When Bill Canis was 14, he lived in a 200-year-old home in west New York state, with a very old, giant Elm tree on the property that Canis loved very much. Long after his family moved, Canis read in a newspaper that an application to build a gas station on his family’s old property had been submitted, and a City Council public hearing on the matter was scheduled. At the subsequent hearing, the application was approved — the 200-year-old home was leveled, and the giant Elm tree was chopped down.
“If it had been in the name of progress, if a school had gone there, that would have been one thing,” said Canis, who currently resides in Great Falls with his family. “But it was for a gas station, and you know what? Ten years later that gas station was abandoned because that corner wasn’t a good location for a gas station.”
The wasteful destruction of his former home and beloved Elm tree left a lasting mark on Canis. Today, as a member of the Great Falls Citizens Association (GFCA) and the leader of the organization’s Heritage Tree Project, Canis is determined to prevent such loss from happening in Great Falls.
THE ONGOING Heritage Tree Census has been the key component to the Great Falls Citizens Association Heritage Tree Project. Last September, Canis issued a challenge to the residents of Great Falls to find, document and submit for consideration, the largest trees they could find in the community.
Canis has been accepting submissions all year, and will continue to do so through May, at which time, all of the submitted tree entries will be recorded, reviewed and compared. The largest tree of those submitted will be announced as “the winner” of the Heritage Tree Census at this year’s Great Falls Fourth of July celebration. According to Canis, 130 trees have already been nominated for the project.
“We’d like to have this completed by the end of our next fiscal year, which is the end of June,” said Jackie Taylor, president of the Great Falls Citizens Association.
Canis says that he believes the tree census is important because large trees are an essential part of the semi-rural character of the Great Falls community.
“A lot of us moved here because of the woods, and one of the things that tells us this used to be a farm community are the big trees,” said Canis at the March 10 Great Falls Citizens Association general session. “Trees are the anchor of what this town used to be … if all the big trees in Great Falls are lost, we will lose that semi-rural feel.”
Entering a tree into the Heritage Tree Census is relatively easy.

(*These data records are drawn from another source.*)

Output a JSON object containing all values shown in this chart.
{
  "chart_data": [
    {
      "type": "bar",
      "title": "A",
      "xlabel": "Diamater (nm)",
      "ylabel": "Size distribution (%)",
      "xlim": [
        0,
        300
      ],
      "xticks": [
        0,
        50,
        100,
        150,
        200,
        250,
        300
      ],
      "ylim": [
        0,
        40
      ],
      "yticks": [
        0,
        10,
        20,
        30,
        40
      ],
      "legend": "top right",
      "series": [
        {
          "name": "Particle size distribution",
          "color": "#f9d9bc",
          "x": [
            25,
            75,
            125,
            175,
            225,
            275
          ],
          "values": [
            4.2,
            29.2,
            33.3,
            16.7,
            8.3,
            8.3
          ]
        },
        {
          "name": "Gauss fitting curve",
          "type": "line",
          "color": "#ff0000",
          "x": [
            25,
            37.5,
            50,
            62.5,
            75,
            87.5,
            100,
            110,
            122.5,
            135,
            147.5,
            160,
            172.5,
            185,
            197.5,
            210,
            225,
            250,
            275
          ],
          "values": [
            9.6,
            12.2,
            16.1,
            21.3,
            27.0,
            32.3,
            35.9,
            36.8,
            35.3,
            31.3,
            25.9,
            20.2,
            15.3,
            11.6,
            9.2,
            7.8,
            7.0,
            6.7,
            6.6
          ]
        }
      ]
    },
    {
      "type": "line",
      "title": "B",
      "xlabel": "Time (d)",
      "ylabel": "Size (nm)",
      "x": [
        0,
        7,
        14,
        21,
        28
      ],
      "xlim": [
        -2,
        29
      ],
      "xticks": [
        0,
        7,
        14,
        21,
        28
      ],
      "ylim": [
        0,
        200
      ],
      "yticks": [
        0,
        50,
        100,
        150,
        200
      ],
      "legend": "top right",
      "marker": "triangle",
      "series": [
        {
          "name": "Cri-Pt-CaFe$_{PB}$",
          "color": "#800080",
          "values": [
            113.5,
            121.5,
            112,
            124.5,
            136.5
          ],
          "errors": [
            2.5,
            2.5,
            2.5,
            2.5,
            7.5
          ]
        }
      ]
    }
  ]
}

“All you need is a tape measure and a piece of string,” said Canis.
Residents who have large trees on their property, or know of a large tree in the Great Falls area, simply need to wrap the string around the trunk of the tree and then measure the length with a tape measure. Once the measurements have been tabulated, they can be submitted to the census via an online tree registration form at www.gfcitizens.com, or a paper form, available from Bill Canis.
LOCAL RESIDENT and artist Marcia Fouquet attended the April 10 Great Falls Citizens Association general session for the sole purpose of finding out more about the Heritage Tree Census. Fouquet resides on a property off of Walker Road known as Shady Oak.
“I have a big tree on my property,” said Fouqet. “I’m the owner of the ‘Shady Oak.’”
Fouquet said she intended to measure and submit her “shady Oak” the following day.
Canis hopes that many people will participate in the tree census, as it will have a long-lasting impact on the community.
“You might live here now and in five years move away, but the inventory lives on,” said Canis.
He added that it is important to document and preserve as many large trees as possible because community awareness will help to protect them from being pushed aside in the name of development. Canis cited several sad examples of such instances in Great Falls — a 300-year-old Beech tree on a residential property on Beech Mill Road, and the 120-year-old White Oak tree on Walker Road that was killed when a power utility box had to be moved just a few feet.
“We don’t lose all of these big trees at once,” said Canis. “There’s not a big flashing neon sign that says ‘hey everyone, Great Falls is about to lose all of its trees.’ We lose all of these assets one by one.”